St. Paul’s letter to Philemon, Jesus in Luke’s Gospel, our Psalm today, and the Book of Wisdom all point us to our ultimate priority, who is God. But each reading we hear today points us to God in a different way. In the letter to Philemon, the way to God is through practice of the virtues of forgiveness and reconciliation, especially when we are not required to forgive somebody; to receive that person back as “a beloved brother” or sister. Forgiveness and reconciliation without conditions is how God acts toward us when we stray from God and hurt one another by our sin. Unlike Onesimus, though, we do not begin as slaves; we begin as beloved people, created in God’s own image and likeness.

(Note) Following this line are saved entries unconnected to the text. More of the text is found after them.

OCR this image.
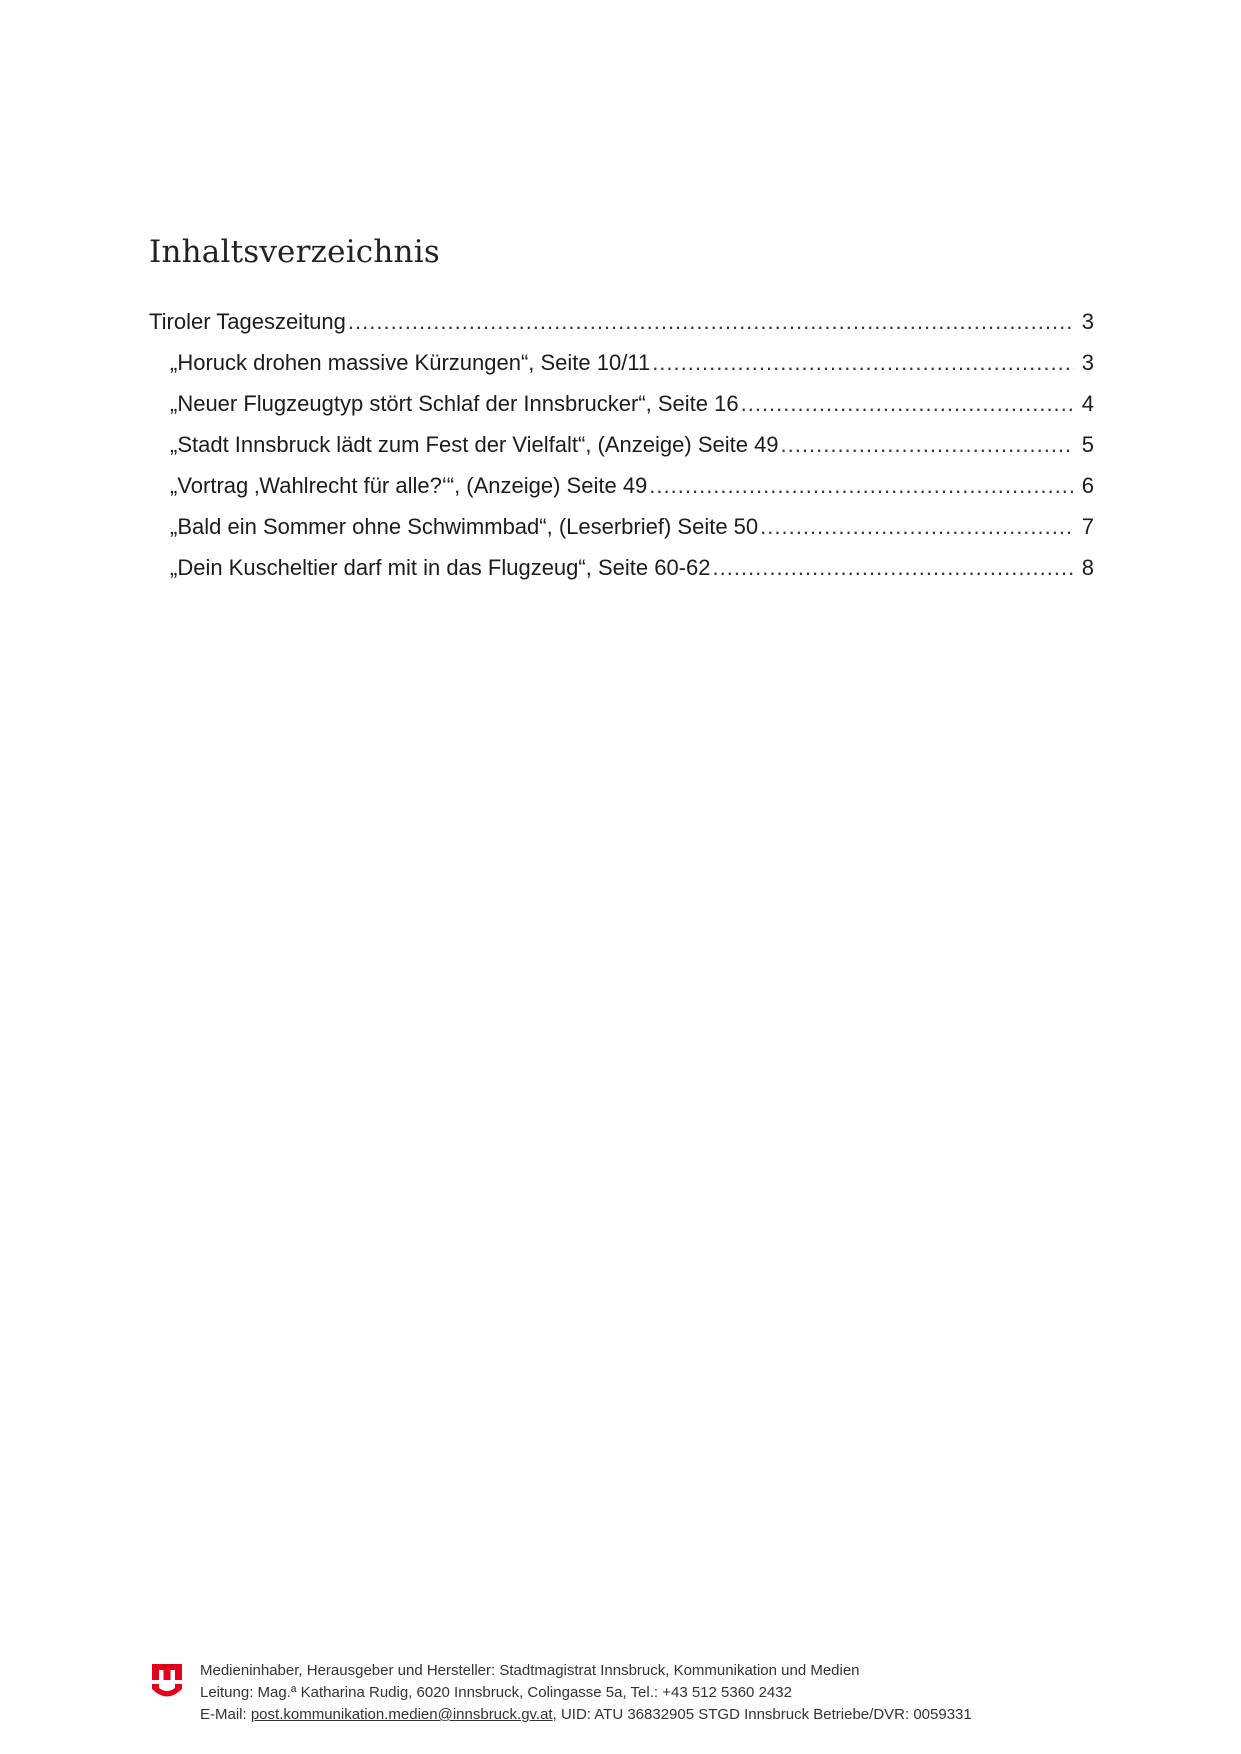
Inhaltsverzeichnis
Tiroler Tageszeitung .....	3
„Horuck drohen massive Kürzungen“, Seite 10/11 .....	3
„Neuer Flugzeugtyp stört Schlaf der Innsbrucker“, Seite 16 .....	4
„Stadt Innsbruck lädt zum Fest der Vielfalt“, (Anzeige) Seite 49 .....	5
„Vortrag ‚Wahlrecht für alle?‘“, (Anzeige) Seite 49 .....	6
„Bald ein Sommer ohne Schwimmbad“, (Leserbrief) Seite 50 .....	7
„Dein Kuscheltier darf mit in das Flugzeug“, Seite 60-62 .....	8
Medieninhaber, Herausgeber und Hersteller: Stadtmagistrat Innsbruck, Kommunikation und Medien
Leitung: Mag.ª Katharina Rudig, 6020 Innsbruck, Colingasse 5a, Tel.: +43 512 5360 2432
E-Mail: post.kommunikation.medien@innsbruck.gv.at, UID: ATU 36832905 STGD Innsbruck Betriebe/DVR: 0059331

Our Psalm, like the Book of Wisdom, prioritize wisdom among ways of seeking God first. To know the shortness of our earthly days is, in a way paradoxically, to know the “favour” and “steadfast love” of the LORD for us; to know God as the source of our life, both our finite life on earth and our eternal life with God in heaven for which this life is our preparation.

In this earthly life, family and close friends can help us to prepare for eternal life by acting as examples of God’s love toward us, and our acting as examples of God’s love toward them. It will be unlikely for us, but it does happen still in our world today that people, Christians, are asked to choose in a moment between love for family, friends, and this life, and God. It is for these moments especially that Jesus says, “Whoever does not carry their cross and follow me cannot be my disciple.”

Whether in the rare event we will be called to give our life for the Lord, or whether we seek wisdom, or love of family and friends, or forgiveness and reconciliation—all of which are good things—may we allow our seeking after these things to point us toward God. All earthly realities are secondary: Wisdom, human love and relationships, even giving our lives for our faith. God is and must be first. God is the source of “all that is good”; all that God gives us in this life for our salvation.